Zuidoost-Aziatische sectie
Het Indo-Maleisische huis van agrarische oorsprong vormt een aanvulling op de Indiase regio. Het omvat gebieden als Indochina, de hele Maleisische archipel en de Filippijnen. Hindoestaanse enDe Chinese centra van oorsprong van gecultiveerde planten hadden enige invloed op het gebied. Lokale omstandigheden worden gekenmerkt door het hele jaar door vegetatie, extreem hoge luchtvochtigheid en temperatuur. Het gebied is een natuurlijke habitat voor nootmuskaat, kruidnagel, kardemom, sinaasappel, bergamot, zwarte peper, mangosteen, betel, limoen en nog veel meer.
Indiase sectie
Het wordt ook wel het Hindoestaanse broeinest genoemd en omvat de Indiase staat Assam, Birma en het hele schiereiland Hindoestan, met uitzondering van de noordwestelijke staten van India. Het lokale klimaat bevordert een lang groeiseizoen, hoge temperatuur en vochtigheid. Het gebied werd beïnvloed door het Indo-Maleisische centrum. Citrusvruchten, suikerriet, rijst en vele andere vertegenwoordigers van de flora groeien in dit gebied.
Centraal-Aziatische sectie
Deze focus omvat de landen van de westelijke Tien Shan, Tadzjikistan, het noorden van Pakistan, Oezbekistan, Afghanistan en het noordwesten van India. Lokale omstandigheden worden gekenmerkt door een gematigd groeiseizoen, hoge temperaturen met sterke seizoens- en dagelijkse schommelingen en een zeer laag vochtgeh alte. Dit gebied heeft een sterke impact ondervonden van het Nabije Oosten en de Chinese centra. Om deze reden is het een secundaire focus voor de meeste lokale fruitsoorten.
Anterieure Aziatische sectie
De uitbraak bevindt zich in West-Azië. De regio omvat de gebieden van het bergachtige Turkmenistan, de hele Transkaukasië, Fertilehalve maan, Iran en het binnenland van Klein-Azië. Het lokale klimaat wordt gekenmerkt door lange droge perioden, hoge temperaturen en een zeer lage luchtvochtigheid. Dit gebied heeft de impact ondervonden van de Centraal-Aziatische en Mediterrane centra. De grenzen van deze drie centra zijn nauw met elkaar verweven, dus het is bijna onmogelijk om ze te identificeren.

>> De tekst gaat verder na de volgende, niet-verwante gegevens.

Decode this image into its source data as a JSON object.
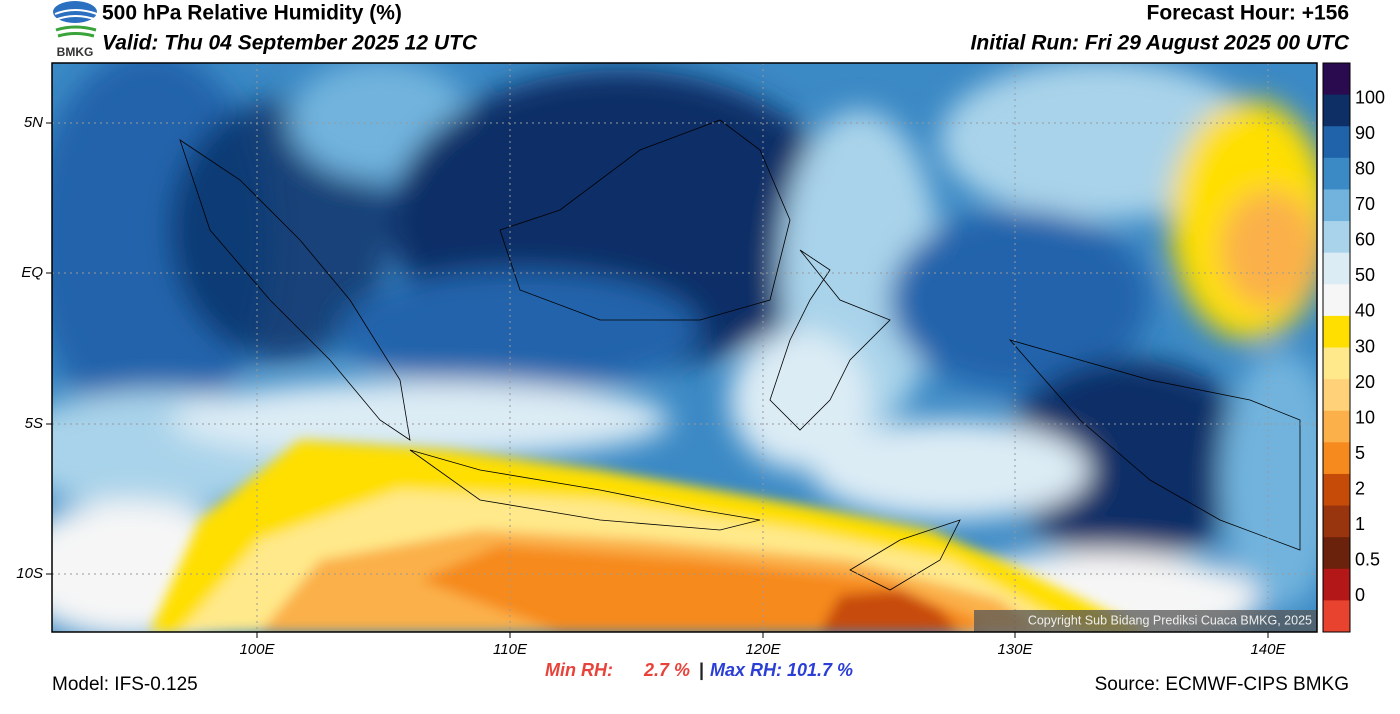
{
  "header": {
    "logo": "BMKG",
    "title": "500 hPa Relative Humidity (%)",
    "valid": "Valid: Thu 04 September 2025 12 UTC",
    "forecast": "Forecast Hour: +156",
    "initial": "Initial Run: Fri 29 August 2025 00 UTC"
  },
  "map": {
    "lat_labels": [
      "5N",
      "EQ",
      "5S",
      "10S"
    ],
    "lon_labels": [
      "100E",
      "110E",
      "120E",
      "130E",
      "140E"
    ],
    "copyright": "Copyright Sub Bidang Prediksi Cuaca BMKG, 2025"
  },
  "colorbar": {
    "labels": [
      "100",
      "90",
      "80",
      "70",
      "60",
      "50",
      "40",
      "30",
      "20",
      "10",
      "5",
      "2",
      "1",
      "0.5",
      "0"
    ],
    "colors": [
      "#2b0b4f",
      "#0d2f66",
      "#2063ab",
      "#3b89c5",
      "#71b3dd",
      "#a9d3ea",
      "#dcecf5",
      "#f6f6f6",
      "#ffdf00",
      "#ffe98a",
      "#ffd27a",
      "#fbb04a",
      "#f68a1e",
      "#c74b08",
      "#98340e",
      "#6a220c",
      "#b31717",
      "#e8432f"
    ]
  },
  "footer": {
    "model": "Model: IFS-0.125",
    "min_label": "Min RH:",
    "min_value": "2.7 %",
    "separator": "|",
    "max": "Max RH: 101.7 %",
    "source": "Source: ECMWF-CIPS BMKG"
  }
}
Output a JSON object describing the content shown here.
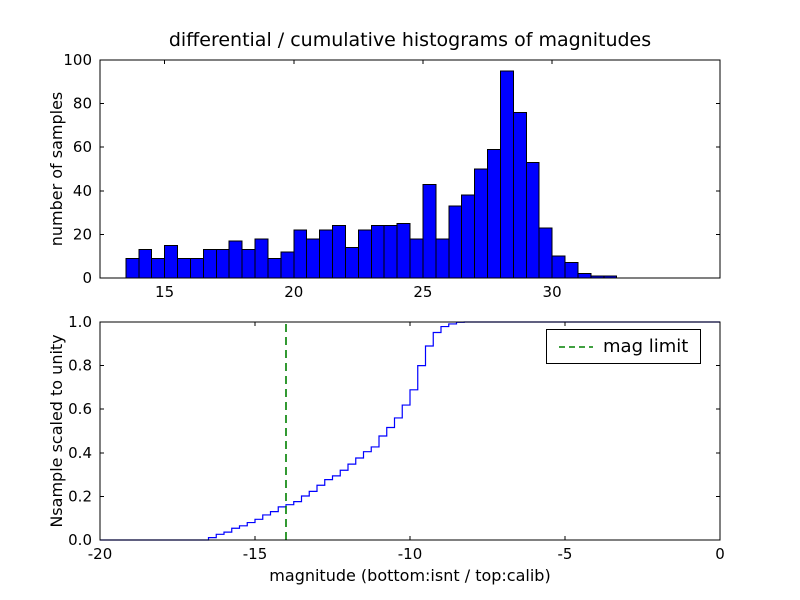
{
  "figure": {
    "background": "#ffffff"
  },
  "chart_data": [
    {
      "type": "bar",
      "name": "differential-histogram",
      "title": "differential / cumulative histograms of magnitudes",
      "ylabel": "number of samples",
      "xlim": [
        12.5,
        36.5
      ],
      "ylim": [
        0,
        100
      ],
      "grid": false,
      "xticks": [
        {
          "v": 15,
          "label": "15"
        },
        {
          "v": 20,
          "label": "20"
        },
        {
          "v": 25,
          "label": "25"
        },
        {
          "v": 30,
          "label": "30"
        }
      ],
      "yticks": [
        {
          "v": 0,
          "label": "0"
        },
        {
          "v": 20,
          "label": "20"
        },
        {
          "v": 40,
          "label": "40"
        },
        {
          "v": 60,
          "label": "60"
        },
        {
          "v": 80,
          "label": "80"
        },
        {
          "v": 100,
          "label": "100"
        }
      ],
      "bins": {
        "start": 13.5,
        "width": 0.5
      },
      "counts": [
        9,
        13,
        9,
        15,
        9,
        9,
        13,
        13,
        17,
        13,
        18,
        9,
        12,
        22,
        18,
        22,
        24,
        14,
        22,
        24,
        24,
        25,
        18,
        43,
        18,
        33,
        38,
        50,
        59,
        95,
        76,
        53,
        23,
        10,
        7,
        2,
        1,
        1
      ],
      "bar_color": "#0000ff",
      "bar_edge_color": "#000000"
    },
    {
      "type": "line",
      "name": "cumulative-histogram-scaled-to-unity",
      "ylabel": "Nsample scaled to unity",
      "xlabel": "magnitude (bottom:isnt / top:calib)",
      "xlim": [
        -20,
        0
      ],
      "ylim": [
        0,
        1
      ],
      "grid": false,
      "xticks": [
        {
          "v": -20,
          "label": "-20"
        },
        {
          "v": -15,
          "label": "-15"
        },
        {
          "v": -10,
          "label": "-10"
        },
        {
          "v": -5,
          "label": "-5"
        },
        {
          "v": 0,
          "label": "0"
        }
      ],
      "yticks": [
        {
          "v": 0,
          "label": "0.0"
        },
        {
          "v": 0.2,
          "label": "0.2"
        },
        {
          "v": 0.4,
          "label": "0.4"
        },
        {
          "v": 0.6,
          "label": "0.6"
        },
        {
          "v": 0.8,
          "label": "0.8"
        },
        {
          "v": 1,
          "label": "1.0"
        }
      ],
      "step": {
        "start": -16.5,
        "width": 0.25,
        "cumulative": [
          0.011,
          0.026,
          0.036,
          0.054,
          0.065,
          0.08,
          0.095,
          0.115,
          0.13,
          0.152,
          0.162,
          0.176,
          0.202,
          0.223,
          0.251,
          0.277,
          0.294,
          0.32,
          0.348,
          0.376,
          0.405,
          0.427,
          0.477,
          0.516,
          0.56,
          0.619,
          0.689,
          0.8,
          0.89,
          0.952,
          0.979,
          0.991,
          0.999,
          1.0
        ]
      },
      "line_color": "#0000ff",
      "vline": {
        "x": -14,
        "color": "#008000",
        "style": "dashed",
        "label": "mag limit"
      },
      "legend_position": "upper right"
    }
  ]
}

Zuid-Amerikaans centrum van oorsprong van gekweekte planten
Deze gebieden omvatten de bergachtige zones en plateaus van Bolivia, Ecuador, Colombia en Peru. Lokale omstandigheden worden gekenmerkt door onvoldoende vocht en zeer hoge temperaturen. Het Centraal-Amerikaanse Centrum heeft enige invloed op dit gebied gehad.